From Penelope. Published by Gaspereau Press in 217.
I wake confused. It’s noon somewhere, right?
I’m asked. The visitors? I reply. Just fell asleep,
I’m told. Are you really going to start a band?
I’m asked. My recall, initially, is dutiful.
Was it so terrible that I had sung? But then my ears
feel the first scalloping heat of chagrin. Its warmth
spreads as proclamations and boasts return to roost,
shrill and pleased with themselves. How had I got up
on the table and whose hat had I worn? Loss tends
to its fires patiently. The shame I feel burns like paper.
The weeks wake to months. Years. Can we get another table
in the beer tent? I’m asked. There’s a beer tent? I reply. I’m flustered.

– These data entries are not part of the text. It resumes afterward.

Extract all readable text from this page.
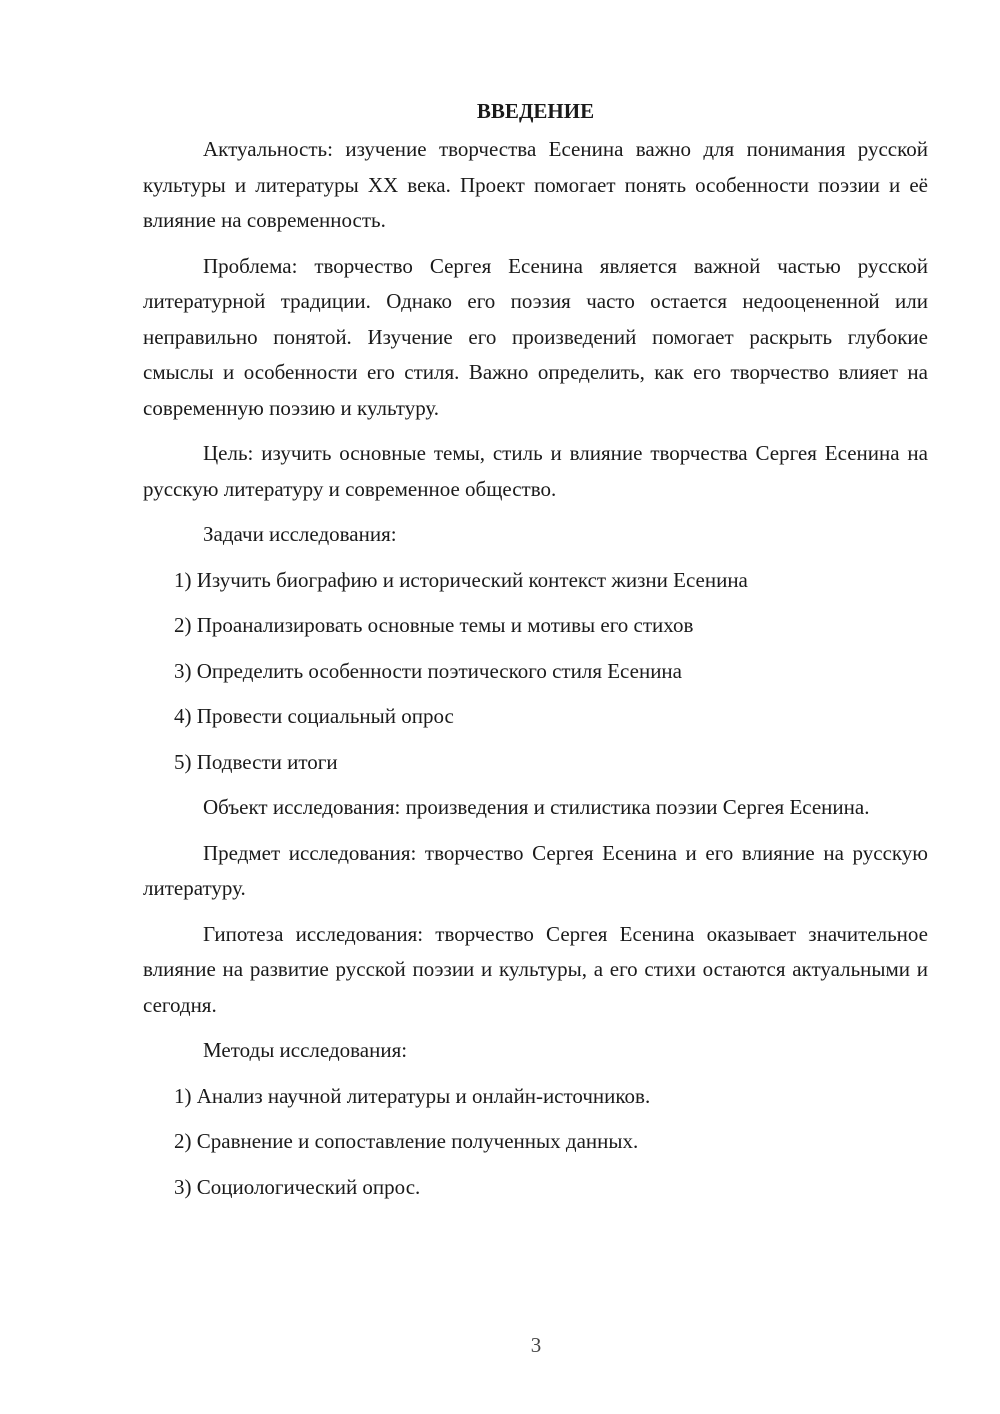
ВВЕДЕНИЕ

Актуальность: изучение творчества Есенина важно для понимания русской культуры и литературы XX века. Проект помогает понять особенности поэзии и её влияние на современность.

Проблема: творчество Сергея Есенина является важной частью русской литературной традиции. Однако его поэзия часто остается недооцененной или неправильно понятой. Изучение его произведений помогает раскрыть глубокие смыслы и особенности его стиля. Важно определить, как его творчество влияет на современную поэзию и культуру.

Цель: изучить основные темы, стиль и влияние творчества Сергея Есенина на русскую литературу и современное общество.

Задачи исследования:

1) Изучить биографию и исторический контекст жизни Есенина

2) Проанализировать основные темы и мотивы его стихов

3) Определить особенности поэтического стиля Есенина

4) Провести социальный опрос

5) Подвести итоги

Объект исследования: произведения и стилистика поэзии Сергея Есенина.

Предмет исследования: творчество Сергея Есенина и его влияние на русскую литературу.

Гипотеза исследования: творчество Сергея Есенина оказывает значительное влияние на развитие русской поэзии и культуры, а его стихи остаются актуальными и сегодня.

Методы исследования:

1) Анализ научной литературы и онлайн-источников.

2) Сравнение и сопоставление полученных данных.

3) Социологический опрос.

3
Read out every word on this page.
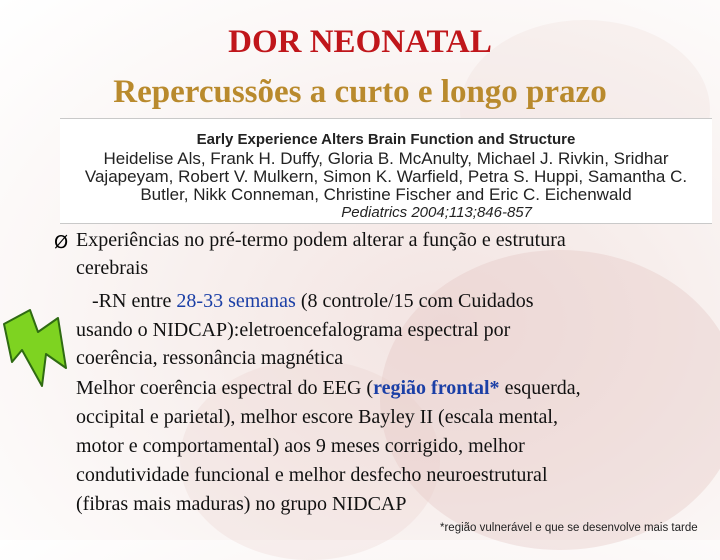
DOR NEONATAL
Repercussões a curto e longo prazo
Early Experience Alters Brain Function and Structure
Heidelise Als, Frank H. Duffy, Gloria B. McAnulty, Michael J. Rivkin, Sridhar
Vajapeyam, Robert V. Mulkern, Simon K. Warfield, Petra S. Huppi, Samantha C.
Butler, Nikk Conneman, Christine Fischer and Eric C. Eichenwald
Pediatrics 2004;113;846-857
Ø Experiências no pré-termo podem alterar a função e estrutura
cerebrais
-RN entre 28-33 semanas (8 controle/15 com Cuidados
usando o NIDCAP):eletroencefalograma espectral por
coerência, ressonância magnética
Melhor coerência espectral do EEG (região frontal* esquerda,
occipital e parietal), melhor escore Bayley II (escala mental,
motor e comportamental) aos 9 meses corrigido, melhor
condutividade funcional e melhor desfecho neuroestrutural
(fibras mais maduras) no grupo NIDCAP
*região vulnerável e que se desenvolve mais tarde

And I’m drunk. The visitors are potent compliments. They’ve never seen
a better spoon, tasted better brew. Our harbour, according to them,
is the finest they’ve laid eyes on. Each stone in its proper
place, how had I come up with that? My cup is kept proficiently
filled. And my tongue rallies back. I banter, I cajole. I screech
the crooked logic women know when our hearts are aghast and silenced.
I tend to the visitors with appalling decorum. They cheer me on,
so I blow. I blow. Odysseus’s candle sputters then quits. I did that.
I wake to dread. I banish questions
so I can think. My dignity has been plucked.
My dignity, pink-puckered and overexposed. My mouth
lined in ash. The fire, started in revelry, has passed out.
If I had tarted up my loneliness, if I am to claim my dark ripeness,
I am now left craven to my own needs. The poison I taste
is personal. My mouth abhors me and I abhor
my mouth. If I had the energy to cut myself without mess,
without bother, I would. And if Odysseus is a candle, who is
the match? Not me. I am no longer to be trusted near open flame.